The resignation of long-time CBS chief executive Les Moonves came with a promise that he and the company “will donate $20 million to one or more organizations that support the #MeToo movement and equality for women in the workplace,” CBS said in a press release.

Writing a large check to a sympathetic cause won’t solve the problem because a change in corporate culture is also needed, Guitar told Bloomberg Law. “If it was ever the case that reputation recovery could be achieved with a financial donation, that’s no longer true today,” she said.

CBS didn’t immediately respond to Bloomberg Law’s request for comment. Moonves has called allegations that he sexually harassed women and retaliated against them “untrue.”

Social Pressure Intensifies Consequences

“This resignation would never have happened prior to #MeToo in such a public way—or maybe at all,” Guitar said. “Social pressure has changed the landscape and the consequences for everyone, perhaps most for individuals in power.”

Attorney Helene Wasserman agrees.

Both the plaintiffs and the defendants are very different” since #MeToo, she told Bloomberg Law. Wasserman is co-chair of the litigation practice group at Littler Mendelson’s Los Angeles office.

“The value of cases has gone up” for settlement purposes, and some companies are settling earlier “out of fear,” Wasserman said. She believes the #MeToo movement “is emboldening the plaintiff’s bar” and that some targets of harassment may be “overblowing” incidents.

Investigations Get More Thorough

Several management employment lawyers told Bloomberg Law their clients are taking sexual harassment claims more seriously and checking into them more meticulously than before. Instead of having their own human resources departments look into a complaint, many employers are hiring law firms or human resources consultants to investigate.

“By the time the case gets to us, the investigations are much more thorough and much more defensible,” Wasserman said. Higher-quality investigations “will be a game changer in many respects,” she said.

A good investigation “could dissuade the lawyer on the other side from taking it too far,” she said. “It may not make people walk away, but it may make the dollar amount of cases go down.”

The amount of payouts in sexual harassment settlements may matter more to clients because of a recent tax law change. The Tax Cuts and Jobs Act of 2017 ended the deduction for settlement payments and related attorneys’ fees in sexual harassment disputes governed by a nondisclosure provision.

Clients may want to use a nondisclosure provision because they fear damage to their public image. Reputation affects customer loyalty and employee recruitment and retention, Guitar said.

‘Yes, But’ Defense Gets Trickier

Research reported in the Harvard Business Review in June indicates that even a single allegation of sexual harassment can damage the public perception of a company.

Such considerations may influence a client’s use of affirmative defenses, Painter said.

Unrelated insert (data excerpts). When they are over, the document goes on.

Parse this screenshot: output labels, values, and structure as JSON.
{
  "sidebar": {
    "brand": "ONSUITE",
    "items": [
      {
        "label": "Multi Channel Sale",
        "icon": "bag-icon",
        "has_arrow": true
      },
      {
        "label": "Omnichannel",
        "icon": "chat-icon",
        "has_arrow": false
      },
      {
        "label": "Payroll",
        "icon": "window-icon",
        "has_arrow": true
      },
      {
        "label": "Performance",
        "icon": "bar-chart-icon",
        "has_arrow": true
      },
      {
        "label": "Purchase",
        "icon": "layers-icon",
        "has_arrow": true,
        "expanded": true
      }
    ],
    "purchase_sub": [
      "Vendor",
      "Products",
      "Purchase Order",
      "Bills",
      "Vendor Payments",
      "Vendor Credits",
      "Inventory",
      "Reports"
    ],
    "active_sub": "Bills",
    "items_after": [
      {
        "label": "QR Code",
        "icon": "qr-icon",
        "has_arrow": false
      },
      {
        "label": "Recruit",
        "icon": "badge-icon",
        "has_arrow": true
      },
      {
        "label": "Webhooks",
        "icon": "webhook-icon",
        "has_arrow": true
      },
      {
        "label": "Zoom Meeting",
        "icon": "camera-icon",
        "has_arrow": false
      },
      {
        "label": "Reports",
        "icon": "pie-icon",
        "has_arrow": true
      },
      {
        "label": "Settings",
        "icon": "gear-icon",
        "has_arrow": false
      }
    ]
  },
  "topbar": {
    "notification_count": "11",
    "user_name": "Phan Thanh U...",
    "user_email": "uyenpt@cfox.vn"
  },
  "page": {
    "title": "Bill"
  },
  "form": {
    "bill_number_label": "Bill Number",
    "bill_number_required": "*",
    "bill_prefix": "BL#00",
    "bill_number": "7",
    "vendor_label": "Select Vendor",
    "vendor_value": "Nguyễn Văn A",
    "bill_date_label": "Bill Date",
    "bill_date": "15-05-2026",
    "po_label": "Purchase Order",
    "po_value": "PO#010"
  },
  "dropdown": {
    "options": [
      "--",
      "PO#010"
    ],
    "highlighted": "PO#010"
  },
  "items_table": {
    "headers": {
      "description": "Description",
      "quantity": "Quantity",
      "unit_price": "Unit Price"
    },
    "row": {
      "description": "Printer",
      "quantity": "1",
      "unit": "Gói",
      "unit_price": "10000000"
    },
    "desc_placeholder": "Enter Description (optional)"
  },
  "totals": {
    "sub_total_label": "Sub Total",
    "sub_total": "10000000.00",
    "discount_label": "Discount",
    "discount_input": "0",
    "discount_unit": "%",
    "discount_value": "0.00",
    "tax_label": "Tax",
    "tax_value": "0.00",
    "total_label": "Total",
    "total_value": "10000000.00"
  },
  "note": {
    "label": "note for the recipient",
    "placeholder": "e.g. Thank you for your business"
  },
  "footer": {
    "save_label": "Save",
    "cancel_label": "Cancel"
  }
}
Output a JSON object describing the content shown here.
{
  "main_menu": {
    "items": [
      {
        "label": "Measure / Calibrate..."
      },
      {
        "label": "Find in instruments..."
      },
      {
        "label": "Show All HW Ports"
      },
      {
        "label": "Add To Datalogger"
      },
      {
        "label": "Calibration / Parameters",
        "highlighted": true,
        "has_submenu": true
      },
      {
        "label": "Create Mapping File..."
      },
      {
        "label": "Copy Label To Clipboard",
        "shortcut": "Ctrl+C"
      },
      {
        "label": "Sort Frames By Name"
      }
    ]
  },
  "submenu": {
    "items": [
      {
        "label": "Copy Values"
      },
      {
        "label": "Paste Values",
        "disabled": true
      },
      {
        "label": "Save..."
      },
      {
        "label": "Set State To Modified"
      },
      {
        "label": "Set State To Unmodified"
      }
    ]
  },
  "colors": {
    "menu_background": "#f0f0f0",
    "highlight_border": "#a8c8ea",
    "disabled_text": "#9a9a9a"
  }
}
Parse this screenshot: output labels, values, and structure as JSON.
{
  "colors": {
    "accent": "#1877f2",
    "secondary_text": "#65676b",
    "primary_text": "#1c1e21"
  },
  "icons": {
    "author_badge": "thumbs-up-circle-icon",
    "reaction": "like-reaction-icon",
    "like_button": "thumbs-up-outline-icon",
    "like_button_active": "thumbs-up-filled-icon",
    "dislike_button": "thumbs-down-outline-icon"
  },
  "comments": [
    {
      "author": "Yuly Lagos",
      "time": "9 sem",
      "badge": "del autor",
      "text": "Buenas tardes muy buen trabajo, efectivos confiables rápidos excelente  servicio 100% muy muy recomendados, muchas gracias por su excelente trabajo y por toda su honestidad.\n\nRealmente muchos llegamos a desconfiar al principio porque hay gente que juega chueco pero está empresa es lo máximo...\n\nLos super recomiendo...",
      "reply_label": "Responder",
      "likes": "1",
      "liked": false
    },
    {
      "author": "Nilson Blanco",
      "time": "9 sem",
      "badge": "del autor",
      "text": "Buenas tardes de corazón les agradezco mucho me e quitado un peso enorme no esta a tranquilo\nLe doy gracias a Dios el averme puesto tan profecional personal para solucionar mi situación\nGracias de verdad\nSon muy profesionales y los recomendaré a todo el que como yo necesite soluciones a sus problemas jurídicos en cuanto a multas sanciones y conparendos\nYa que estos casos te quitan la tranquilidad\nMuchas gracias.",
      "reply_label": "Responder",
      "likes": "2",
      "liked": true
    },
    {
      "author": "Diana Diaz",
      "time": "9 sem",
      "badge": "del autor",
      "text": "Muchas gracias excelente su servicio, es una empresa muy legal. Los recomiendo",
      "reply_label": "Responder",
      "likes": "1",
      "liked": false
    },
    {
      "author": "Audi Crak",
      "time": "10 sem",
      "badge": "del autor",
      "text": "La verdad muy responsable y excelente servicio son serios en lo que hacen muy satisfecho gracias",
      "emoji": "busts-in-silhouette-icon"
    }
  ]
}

People getting sued use an affirmative defense when they don’t contest the facts but want to assert that they had a legally valid reason for their actions. For example, an employer may be able to avoid liability by showing that a worker didn’t alert the company and give it a chance to fix the problem.

Still, even a defense “supported by the law and the facts” could “look harsh or like further bad treatment” of a complaining employee, “depending on how articulately and vigorously you assert these defenses,” Painter told Bloomberg Law.